O meu mestre, não seria justo chamar-lhe outra coisa. Quando trabalhei com ele pela primeira vez, tinha 17 anos. Pouco tempo depois, aos 19, comecei a fazer teatro na Cornucópia [Conto de Inverno, de Shakespeare]. E foi esse encontro que definiu toda a minha relação com o trabalho de ator: todo o lado obsessivo, a dedicação, a exigência comigo própria, a intolerância em relação ao erro, à preguiça, ao desleixo… Tudo isso ficou impregnado em mim. Já para não falar da inspiração que é crescer a assistir a toda aquela glória, glória física, glória intelectual, toda aquela dádiva que ele tem. Como se houvesse uma força inexplicável que o habita e que nos transporta para outro espaço, para outro tempo. Tive muita sorte.
E atores estrangeiros?
Sou fã de Daniel Day-Lewis, de Meryl Streep, que continua a ter um registo muito atual, fresco.
Uma atriz doce.
Ah, mas, apesar de eu ser um bocadinho furiosa/dramática, não é isso que gosto num ator. O que aprecio nesses dois atores é precisamente aquilo que nunca consegui fazer: uma delicadeza no detalhe e na precisão, sem nunca perder a relação com a verdade. Acho que nunca consegui chegar aí. Para me sentir relacionada com a verdade, com o ponto de vista das personagens, eu preciso de me violentar. E gostaria de não ter de fazê-lo. Quando estou a trabalhar com jovens atores, o que peço é disponibilidade para experimentar, para errar, para acreditar.

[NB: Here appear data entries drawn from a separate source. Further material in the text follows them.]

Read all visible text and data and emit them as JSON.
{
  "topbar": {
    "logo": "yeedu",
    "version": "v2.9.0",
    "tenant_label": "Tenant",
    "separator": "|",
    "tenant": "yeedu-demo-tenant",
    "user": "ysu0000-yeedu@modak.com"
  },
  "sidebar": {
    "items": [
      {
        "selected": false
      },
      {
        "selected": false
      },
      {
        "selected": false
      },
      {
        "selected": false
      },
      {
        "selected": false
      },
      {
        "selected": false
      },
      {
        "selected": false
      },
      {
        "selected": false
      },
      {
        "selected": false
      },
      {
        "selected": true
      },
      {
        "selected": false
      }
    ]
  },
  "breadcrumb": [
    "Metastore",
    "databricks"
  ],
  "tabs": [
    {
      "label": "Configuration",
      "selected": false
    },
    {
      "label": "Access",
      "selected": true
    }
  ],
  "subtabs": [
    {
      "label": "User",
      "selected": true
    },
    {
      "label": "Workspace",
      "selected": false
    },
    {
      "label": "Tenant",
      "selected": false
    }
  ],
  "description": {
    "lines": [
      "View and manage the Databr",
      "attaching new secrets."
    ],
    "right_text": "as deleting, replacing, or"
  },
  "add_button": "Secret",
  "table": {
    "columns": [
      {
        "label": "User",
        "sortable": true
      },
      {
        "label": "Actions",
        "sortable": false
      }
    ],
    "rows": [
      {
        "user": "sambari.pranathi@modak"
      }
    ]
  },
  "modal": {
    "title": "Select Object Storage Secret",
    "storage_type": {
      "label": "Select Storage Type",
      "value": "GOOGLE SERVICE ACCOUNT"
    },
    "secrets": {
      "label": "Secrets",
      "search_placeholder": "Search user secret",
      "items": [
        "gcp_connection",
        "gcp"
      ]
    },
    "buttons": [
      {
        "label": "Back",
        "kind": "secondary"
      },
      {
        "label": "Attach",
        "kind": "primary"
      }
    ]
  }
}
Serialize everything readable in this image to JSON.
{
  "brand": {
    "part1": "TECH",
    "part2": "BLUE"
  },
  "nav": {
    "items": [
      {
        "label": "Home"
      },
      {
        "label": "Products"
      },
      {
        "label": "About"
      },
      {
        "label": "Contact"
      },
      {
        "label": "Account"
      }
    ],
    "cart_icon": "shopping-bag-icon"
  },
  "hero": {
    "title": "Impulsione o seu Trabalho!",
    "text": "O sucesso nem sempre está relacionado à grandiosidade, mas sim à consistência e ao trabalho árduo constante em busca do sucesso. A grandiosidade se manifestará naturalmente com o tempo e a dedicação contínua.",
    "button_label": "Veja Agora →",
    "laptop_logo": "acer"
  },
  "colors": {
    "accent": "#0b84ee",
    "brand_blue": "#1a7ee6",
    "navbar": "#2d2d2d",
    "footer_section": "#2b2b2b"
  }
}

Mesmo que não seja perfeito?
Hoje em dia, sim. Houve uma peça que, para mim, foi um ponto de viragem no que toca à questão da perfeição: Menina Júlia, de August Strindberg, com encenação de Rui Mendes, no Teatro Nacional D. Maria II [2009]. Nessa altura, eu estava muito obcecada em encontrar o virtuosismo como o da Sarah Bernhardt, nas modelações das intenções, nos tempos, nos gestos… Luís Miguel Cintra cumpriu a sua função de mestre e foi brutal comigo, implacável. Doeu bastante, mas estou-lhe eternamente grata porque foi o que me permitiu dar um salto noutra direção, explorar a zona do grão e do erro, da sujidade, da humanidade. Quando se está obcecado com a perfeição, no fundo, está-se dominado pelo medo de, aos olhos dos outros, o nosso ego morrer. Metaforicamente, claro. Ao começarmos a rejeitar esse medo, ao não querermos ser seus reféns, há todo um mundo de descoberta no abraço à nossa humanidade. E isso é, realmente, generoso porque também permite a um membro do público sentir um ator que, ao falhar, ali à frente, toma uma decisão no aqui e agora, que não estava prevista. E, então, esse membro do público, ao pensar nos momentos em que também falhou, perdoa-se a si próprio.
Gosta de ensinar?
Gosto muito da juventude. Ontem, fui a um concerto com a minha filha mais velha, que vai fazer 15 anos [concerto de Shawn Mendes, no passado dia 28 de março]. O Altice estava à pinha, à pinha de juventude, cheio de miúdos entre os 12 e os 17 anos. E eu chorei, não sei se é por estar deprimida… [risos]. De repente, comoveu-me ali ser tão palpável uma coisa que, naturalmente, eu já perdi: a inocência (que nada tem que ver com a ingenuidade), o encanto, a alegria de estar vivo.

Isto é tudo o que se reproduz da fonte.